Scratch AI Lab camp plan
Use this page when running Code Creators: Scratch & AI Lab as a 5-day camp.
At a glance
| Day | Blocks | Goal |
|---|---|---|
| 1 | Setup, Stage 1, Stage 2 | Students train a first image model and understand examples. |
| 2 | Stage 3, Stage 4 | Students test the model and connect it to RAISE Playground. |
| 3 | Stage 5, Stage 6, Stage 7 | The AI controls a sprite and the game gets rules. |
| 4 | Stage 8, Stage 9, catch-up | Students customize, rehearse, and prepare demos. |
| 5 | Stage 10, polish, parent demo | Students explain both the game and how the AI works. |
Minimum viable finish
A student should leave with a trained model, a Scratch/RAISE project that responds to predictions, and a short explanation of what examples the AI saw.
Coach triage
- If training is slow, shrink the dataset before adding features.

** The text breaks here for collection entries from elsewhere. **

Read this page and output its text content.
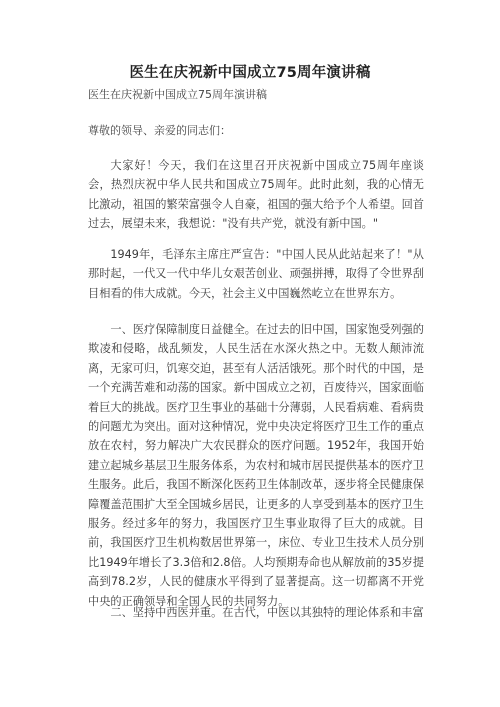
医生在庆祝新中国成立75周年演讲稿

医生在庆祝新中国成立75周年演讲稿

尊敬的领导、亲爱的同志们：

大家好！今天，我们在这里召开庆祝新中国成立75周年座谈会，热烈庆祝中华人民共和国成立75周年。此时此刻，我的心情无比激动，祖国的繁荣富强令人自豪，祖国的强大给予个人希望。回首过去，展望未来，我想说："没有共产党，就没有新中国。"

1949年，毛泽东主席庄严宣告："中国人民从此站起来了！"从那时起，一代又一代中华儿女艰苦创业、顽强拼搏，取得了令世界刮目相看的伟大成就。今天，社会主义中国巍然屹立在世界东方。

一、医疗保障制度日益健全。在过去的旧中国，国家饱受列强的欺凌和侵略，战乱频发，人民生活在水深火热之中。无数人颠沛流离，无家可归，饥寒交迫，甚至有人活活饿死。那个时代的中国，是一个充满苦难和动荡的国家。新中国成立之初，百废待兴，国家面临着巨大的挑战。医疗卫生事业的基础十分薄弱，人民看病难、看病贵的问题尤为突出。面对这种情况，党中央决定将医疗卫生工作的重点放在农村，努力解决广大农民群众的医疗问题。1952年，我国开始建立起城乡基层卫生服务体系，为农村和城市居民提供基本的医疗卫生服务。此后，我国不断深化医药卫生体制改革，逐步将全民健康保障覆盖范围扩大至全国城乡居民，让更多的人享受到基本的医疗卫生服务。经过多年的努力，我国医疗卫生事业取得了巨大的成就。目前，我国医疗卫生机构数居世界第一，床位、专业卫生技术人员分别比1949年增长了3.3倍和2.8倍。人均预期寿命也从解放前的35岁提高到78.2岁，人民的健康水平得到了显著提高。这一切都离不开党中央的正确领导和全国人民的共同努力。

二、坚持中西医并重。在古代，中医以其独特的理论体系和丰富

- If predictions are unreliable, improve lighting and add clearer examples before debugging code.
- If a student is behind, skip extra customization and focus on one working control path.
- If a student is ahead, send them to Stage 10's explanation and demo polish work.
Common stuck points
- Students mix up training examples and testing examples.
- Browser permissions can block camera access.
- Learners may think the AI is "thinking"; keep redirecting to examples, patterns, and confidence.